The United States Air Force's 3rd Air Support Operations Group (3 ASOG) is a combat support unit located at Fort Hood, Texas. The 3 ASOG provides Tactical Command and Control of air power assets to the Joint Forces Air Component Commander and Joint Forces Land Component Commander for combat operations.

== Mission ==
The mission of the 3 ASOG is to train, deploy, and focus combat airpower and integrated weather operations for the Joint Force commander alongside III Corps or any supported land force commander, anytime, anywhere.

== Subordinate organizations ==
- 3rd Combat Weather Squadron
- 7th Air Support Operations Squadron (Fort Bliss, Texas; supports 1st Armored Division)
- 9th Air Support Operations Squadron (Fort Hood, Texas; provides Tactical Command and Control of air power assets to the Joint Forces Air Component Commander and Joint Forces Land Component Commander for combat operations
- 10th Air Support Operations Squadron(Fort Riley, Kansas; supports 1st Infantry Division)

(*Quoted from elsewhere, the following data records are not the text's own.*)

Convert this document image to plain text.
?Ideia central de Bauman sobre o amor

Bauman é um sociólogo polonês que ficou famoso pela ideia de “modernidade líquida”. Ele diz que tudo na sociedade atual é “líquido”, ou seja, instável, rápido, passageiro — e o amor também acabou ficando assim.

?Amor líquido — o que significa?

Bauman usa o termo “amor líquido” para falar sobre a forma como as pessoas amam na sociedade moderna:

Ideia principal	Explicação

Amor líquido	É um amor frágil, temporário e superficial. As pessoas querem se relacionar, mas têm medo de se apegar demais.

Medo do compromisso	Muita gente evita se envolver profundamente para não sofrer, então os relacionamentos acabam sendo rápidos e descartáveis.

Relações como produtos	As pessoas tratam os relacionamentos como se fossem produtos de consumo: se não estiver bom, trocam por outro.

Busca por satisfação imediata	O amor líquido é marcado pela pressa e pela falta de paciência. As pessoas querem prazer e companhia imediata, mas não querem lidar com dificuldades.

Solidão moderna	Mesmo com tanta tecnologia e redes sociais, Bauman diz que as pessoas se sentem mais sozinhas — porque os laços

- 11th Air Support Operations Squadron (inactivated 21 June 2018; absorbed into the 9 ASOS)
- 13th Air Support Operations Squadron (Fort Carson, Colorado; supports 4th Infantry Division)
- 712th Air Support Operations Squadron (Fort Hood, Texas; supports 3rd Armored Cavalry Regiment)(squadron inactivated and reflagged as the 803rd Operation Support Squadron on 28 September 2018)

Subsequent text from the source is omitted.